Harianjogja.com, GUNUNGKIDUL—Hasil laboratorium dari sejumlah uji sampel di beberapa titik menyatakan baru satu lokasi yang positif antraks. Namun demikian, Dinas Pertanian dan Pangan (DPP) Gunungkidul terus berupaya agar penyebaran tidak meluas. Selain terus memberikan vaksin terhadap hewan ternak milik warga, dilakukan penyemprotan ulang cairan formalin 10% di sekitar lokasi terpapar.

Kepala DPP Gunungkidul, Bambang Wisnu Broto, mengatakan temuan kasus antraks sudah diprediksi sejak lama. Hal ini tidak lepas dari letak kondisi geografis Gunungkidul yang dikepung oleh wilayah endemik antraks mulai dari DIY, Jawa Tengah hingga Jawa Timur.

Oleh karena itu, kata Bambang, penyebaran antraks di Gunungkidul seperti bom waktu karena dapat muncul kapan saja. “Lambat laun pasti terjangkit dan prediksi dari Balai Besar Veteriner terbukti, kasus antraks ditemukan di Gunungkidul,” kata Bambang kepada wartawan, Rabu (29/5/2019).

Menurut dia, adanya kasus antraks di Dusun Grogol IV, Desa Bejiharjo, Kecamatan Karangmojo, jangan membuat masyarakat panik.

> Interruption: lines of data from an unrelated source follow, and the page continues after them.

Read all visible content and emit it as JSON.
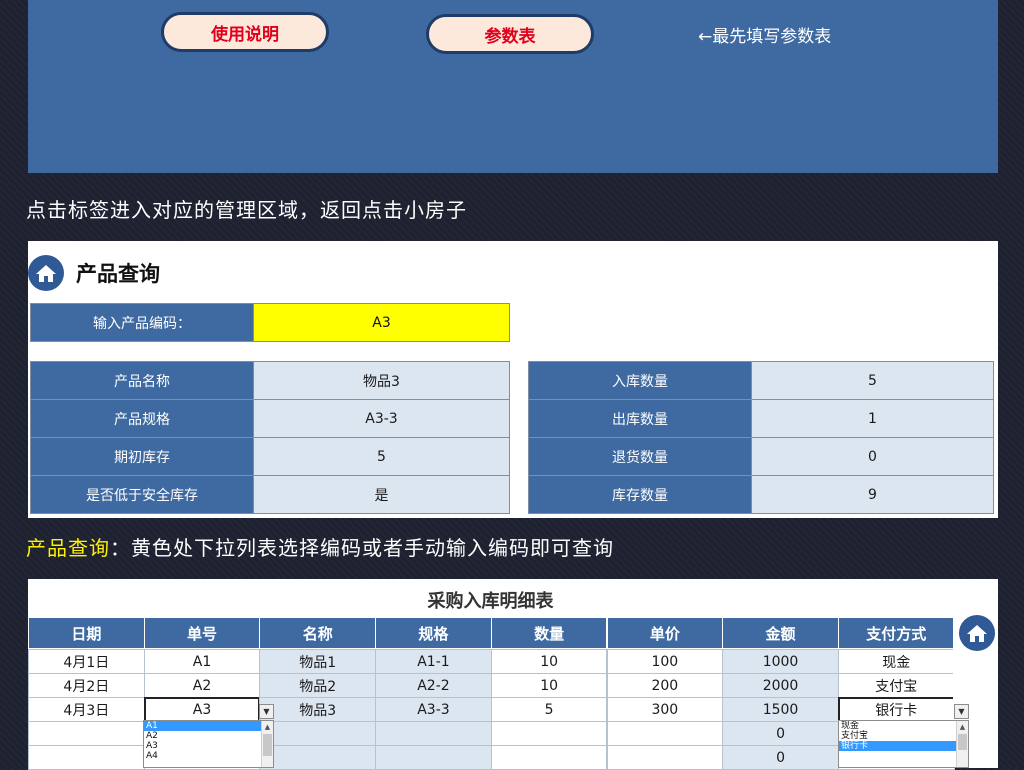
{
  "banner": {
    "help_button": "使用说明",
    "params_button": "参数表",
    "params_hint": "←最先填写参数表"
  },
  "caption1": "点击标签进入对应的管理区域，返回点击小房子",
  "query": {
    "title": "产品查询",
    "input_label": "输入产品编码：",
    "input_value": "A3",
    "left_rows": [
      {
        "label": "产品名称",
        "value": "物品3"
      },
      {
        "label": "产品规格",
        "value": "A3-3"
      },
      {
        "label": "期初库存",
        "value": "5"
      },
      {
        "label": "是否低于安全库存",
        "value": "是"
      }
    ],
    "right_rows": [
      {
        "label": "入库数量",
        "value": "5"
      },
      {
        "label": "出库数量",
        "value": "1"
      },
      {
        "label": "退货数量",
        "value": "0"
      },
      {
        "label": "库存数量",
        "value": "9"
      }
    ]
  },
  "caption2": {
    "highlight": "产品查询",
    "rest": "：黄色处下拉列表选择编码或者手动输入编码即可查询"
  },
  "purchase": {
    "title": "采购入库明细表",
    "headers": [
      "日期",
      "单号",
      "名称",
      "规格",
      "数量",
      "单价",
      "金额",
      "支付方式"
    ],
    "rows": [
      [
        "4月1日",
        "A1",
        "物品1",
        "A1-1",
        "10",
        "100",
        "1000",
        "现金"
      ],
      [
        "4月2日",
        "A2",
        "物品2",
        "A2-2",
        "10",
        "200",
        "2000",
        "支付宝"
      ],
      [
        "4月3日",
        "A3",
        "物品3",
        "A3-3",
        "5",
        "300",
        "1500",
        "银行卡"
      ],
      [
        "",
        "",
        "",
        "",
        "",
        "",
        "0",
        ""
      ],
      [
        "",
        "",
        "",
        "",
        "",
        "",
        "0",
        ""
      ]
    ]
  },
  "code_dropdown": {
    "options": [
      "A1",
      "A2",
      "A3",
      "A4"
    ],
    "selected_index": 0
  },
  "pay_dropdown": {
    "options": [
      "现金",
      "支付宝",
      "银行卡"
    ],
    "selected_index": 2
  },
  "icons": {
    "home": "home-icon",
    "dropdown": "chevron-down-icon"
  },
  "colors": {
    "banner": "#3e6aa1",
    "header": "#3e6aa1",
    "highlight": "#ffff00",
    "caption_highlight": "#fff200",
    "button_text": "#e0001b"
  }
}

Pasalnya, Pemkab berkomitmen agar penyebaran tidak semakin meluas atau penyakit menular ke manusia.

Upaya agar penyebaran tidak meluas sudah dilakukan dengan menyemprot cairan formalin 10% di sekitar lokasi terpapar. Hingga saat ini sudah ratusan ternak milik warga di Desa Bejiharjo diberikan vaksin antibiotik untuk meningkatkan kekebalan daya tahan tubuh hewan sehingga tidak mudah terserang penyakit.

Menurut Bambang, pencegahan ini tidak serta merta langsung berhenti. Pasalnya, pemberian vaksin maupun penyemprotan formalin dilakukan secara berulang. “Bakteri ini [spora antraks] bisa tahan di tanah selama 80 tahun. Jadi, agar tidak berkembang harus dimatikan dengan penyemprotan formalin secara berulang. Sepekan lalu penyemprotan dan vaksin sudah kami lakukan, rencananya segera kami ulang lagi,” kata Bambang.

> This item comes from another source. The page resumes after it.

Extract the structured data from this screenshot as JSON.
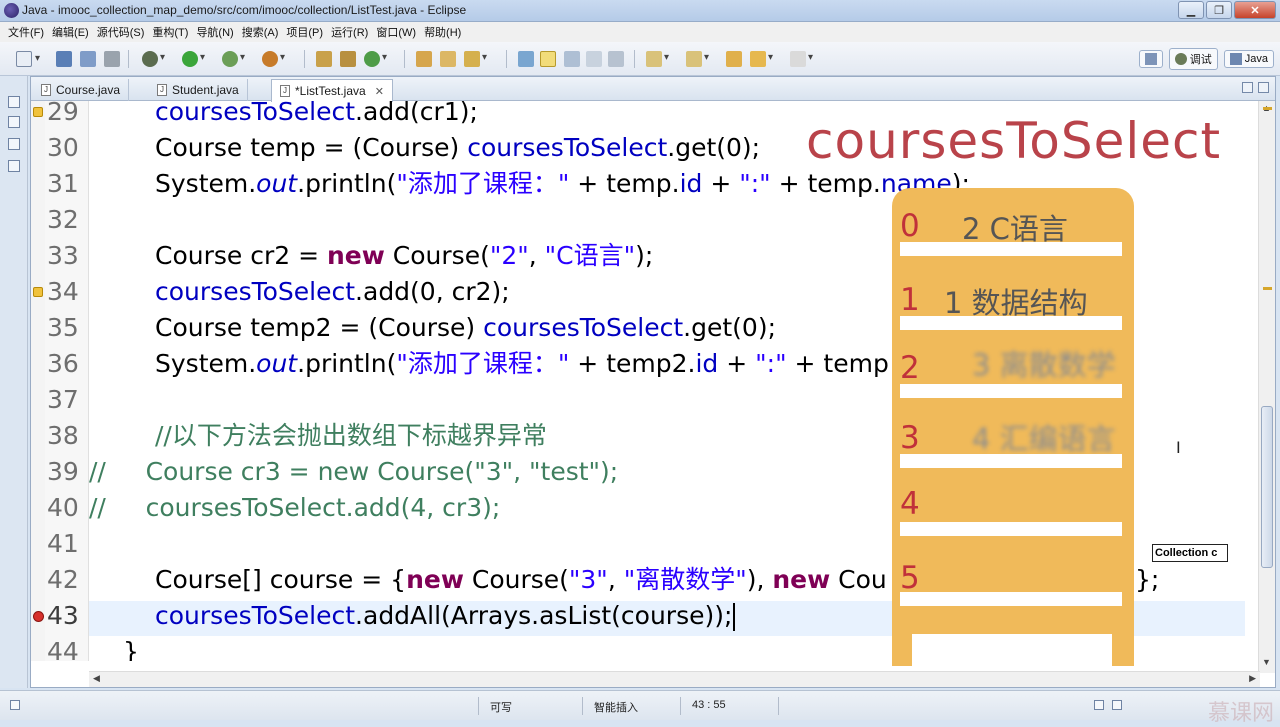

Untuk mencegah penularan, DPP membentuk tim pengawas yang diterjunkan ke pasar-pasar hewan serta lokasi penyembelihan hewan di Gunungkidul. “Pengawasan dilakukan agar paparan penyakit tidak meluas. Selain itu, kami juga mengirim puluhan petugas untuk menjalani pelatihan di BB Veteriner Wates agar pemberian vaksin ke hewan secara benar serta tidak memberikan efek samping yang kurang baik terhadap kesehatan hewan yang disuntik,” katanya.

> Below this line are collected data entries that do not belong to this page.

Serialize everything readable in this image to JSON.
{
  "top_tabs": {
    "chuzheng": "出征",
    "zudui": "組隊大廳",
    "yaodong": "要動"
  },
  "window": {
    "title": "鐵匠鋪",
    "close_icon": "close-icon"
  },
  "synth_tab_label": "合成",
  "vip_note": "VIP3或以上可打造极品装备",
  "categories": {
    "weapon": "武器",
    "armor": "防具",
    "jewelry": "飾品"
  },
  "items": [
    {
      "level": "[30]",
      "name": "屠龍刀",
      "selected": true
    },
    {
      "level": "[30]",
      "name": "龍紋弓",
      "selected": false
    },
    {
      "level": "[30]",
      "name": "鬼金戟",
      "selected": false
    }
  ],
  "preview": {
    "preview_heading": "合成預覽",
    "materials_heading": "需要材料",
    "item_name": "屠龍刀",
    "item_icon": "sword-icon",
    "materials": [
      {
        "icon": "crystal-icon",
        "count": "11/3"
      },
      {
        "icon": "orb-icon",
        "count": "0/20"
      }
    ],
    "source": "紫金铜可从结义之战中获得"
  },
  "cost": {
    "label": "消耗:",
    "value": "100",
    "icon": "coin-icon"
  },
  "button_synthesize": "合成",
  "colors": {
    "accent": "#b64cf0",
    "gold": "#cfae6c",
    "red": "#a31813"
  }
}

Bupati Gunungkidul, Badingah, berharap agar kasus antraks bisa ditangani dengan benar sehingga penyebarannya tidak semakin luas. Hal ini dibutuhkan agar ada kepastian hewan ternak asal Gunungkidul sehat dan aman dikonsumsi. “Sebentar lagi Lebaran dan Hari Raya Kurban, jangan sampai masalah ini merugikan masyarakat sehingga harus ditangani dengan benar,” katanya.